Advanced Clinical Practitioners make significant contributions to patient care

Posted: November 10, 2020

Four studies lead to practical improvements

Four Advanced Clinical Practitioners at the Trust have been recognised for their commitments to patient care after they all had articles published nationally this year.

Advanced clinical practitioners (ACPs) come from a range of professional backgrounds such as nursing, pharmacy, paramedics and occupational therapy.

They are healthcare professionals educated to Master's level and have developed the skills and knowledge to allow them to take on expanded roles and scope of practice caring for patients.

The role of an ACP is often considered a bridge between clinical and patient centric care and creates multi-disciplinary teams that can enrich the patient experience.

The ACPs each conducted a study within different departments across the organisation, and focused on the progress and improvement in patient experience across both acute and community settings.

Lucy Moxham, Advanced Clinical Practitioner in Acute Medicine said: "I qualified in February this year and I have been working on Same Day Emergency Care (SDEC), formerly known as Ambulatory Care, at Great Western Hospital. This unit provides patients with immediate, same day investigations and treatment for many medical conditions, reducing the requirement for an inpatient stay.

"My published study was an evaluation of the impact of advanced nurse practitioner triage for these patients that have been referred to the hospital.

"The study concluded that the ACP triage can provide a positive impact on the patient experience within acute care and support a more streamlined approach to acute patient care."

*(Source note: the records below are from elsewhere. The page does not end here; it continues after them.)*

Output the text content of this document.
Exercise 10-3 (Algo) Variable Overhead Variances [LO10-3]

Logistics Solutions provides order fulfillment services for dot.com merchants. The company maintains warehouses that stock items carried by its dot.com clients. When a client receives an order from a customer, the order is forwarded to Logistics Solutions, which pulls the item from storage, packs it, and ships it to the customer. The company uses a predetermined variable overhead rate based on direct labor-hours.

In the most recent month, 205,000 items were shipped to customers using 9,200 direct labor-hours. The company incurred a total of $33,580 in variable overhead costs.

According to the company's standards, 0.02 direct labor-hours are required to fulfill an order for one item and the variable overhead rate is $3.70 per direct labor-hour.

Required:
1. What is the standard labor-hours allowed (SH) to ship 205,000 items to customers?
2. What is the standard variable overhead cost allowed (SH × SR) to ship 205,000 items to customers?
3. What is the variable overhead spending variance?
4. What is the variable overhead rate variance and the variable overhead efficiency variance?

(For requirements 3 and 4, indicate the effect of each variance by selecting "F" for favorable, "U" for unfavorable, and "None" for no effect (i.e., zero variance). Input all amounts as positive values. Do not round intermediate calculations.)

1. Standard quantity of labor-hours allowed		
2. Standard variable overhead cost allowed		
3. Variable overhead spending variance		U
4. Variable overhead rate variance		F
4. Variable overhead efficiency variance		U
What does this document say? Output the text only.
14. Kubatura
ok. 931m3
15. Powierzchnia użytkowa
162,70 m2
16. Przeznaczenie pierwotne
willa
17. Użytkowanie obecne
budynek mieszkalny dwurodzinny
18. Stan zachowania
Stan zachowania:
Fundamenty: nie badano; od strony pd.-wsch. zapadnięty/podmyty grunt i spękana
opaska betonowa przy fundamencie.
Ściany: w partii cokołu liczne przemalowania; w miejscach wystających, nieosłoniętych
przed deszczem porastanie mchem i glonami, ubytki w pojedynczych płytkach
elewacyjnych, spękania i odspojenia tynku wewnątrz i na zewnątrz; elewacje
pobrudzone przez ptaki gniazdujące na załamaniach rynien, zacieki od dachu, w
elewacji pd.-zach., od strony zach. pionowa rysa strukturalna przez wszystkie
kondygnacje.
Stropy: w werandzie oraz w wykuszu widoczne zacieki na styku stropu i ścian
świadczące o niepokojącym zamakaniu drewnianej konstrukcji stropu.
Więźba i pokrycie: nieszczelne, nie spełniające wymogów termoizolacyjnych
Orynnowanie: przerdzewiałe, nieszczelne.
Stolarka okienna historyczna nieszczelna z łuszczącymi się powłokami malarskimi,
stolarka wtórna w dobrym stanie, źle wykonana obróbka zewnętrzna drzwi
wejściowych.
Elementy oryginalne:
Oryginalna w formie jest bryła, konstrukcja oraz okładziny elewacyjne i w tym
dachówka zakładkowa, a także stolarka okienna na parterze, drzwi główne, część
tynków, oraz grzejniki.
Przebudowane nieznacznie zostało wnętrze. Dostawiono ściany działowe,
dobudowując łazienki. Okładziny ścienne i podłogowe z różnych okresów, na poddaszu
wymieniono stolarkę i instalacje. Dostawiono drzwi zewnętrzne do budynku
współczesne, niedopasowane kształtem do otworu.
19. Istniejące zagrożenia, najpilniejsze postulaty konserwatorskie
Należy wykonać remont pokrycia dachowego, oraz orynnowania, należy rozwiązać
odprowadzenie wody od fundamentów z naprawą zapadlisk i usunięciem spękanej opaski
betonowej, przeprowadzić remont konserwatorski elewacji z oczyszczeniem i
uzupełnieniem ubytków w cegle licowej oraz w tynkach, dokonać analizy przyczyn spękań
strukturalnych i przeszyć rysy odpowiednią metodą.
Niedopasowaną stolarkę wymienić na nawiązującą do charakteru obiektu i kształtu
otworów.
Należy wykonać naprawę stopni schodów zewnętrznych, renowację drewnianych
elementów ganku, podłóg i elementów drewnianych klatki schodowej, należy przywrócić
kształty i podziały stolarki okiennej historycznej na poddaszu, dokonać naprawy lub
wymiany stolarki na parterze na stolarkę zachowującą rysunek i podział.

Following the study Ella Martin, Lead ACP in Acute Medicine has worked on creating a clear and concise process for the referrals to Same Day Emergency Care for GP practices.

Ella said: "While working on our winter plans, we wanted to make sure that GPs had a simple and direct route to refer their patients that needed same day care.

"We worked on creating a procedure that would facilitate our primary care colleagues in contacting the right team or health professional first time to ensure patients receive treatment or advice via the correct route.

"We wanted to support GPs and at the same time reduce the time it takes for patients to receive the most appropriate care for their needs."

Tania Currie, Deputy Chief Nurse at the Trust said: "Research across the UK has shown that ACP roles contribute significantly to patient care and the work our teams have done this year is testament to that. Two of the four studies carried out and published were by newly qualified team members, which shows how quickly they have driven improvements in their specialties.

"We have around 24 ACPs in roles across the Trust and many of them have been instrumental in the introduction of new patient care processes. As senior clinicians, they support consultants and are fundamental to providing a multi-professional approach to healthcare.

"We are extremely proud of their contribution to quality, safety and patient focussed care here at the Trust."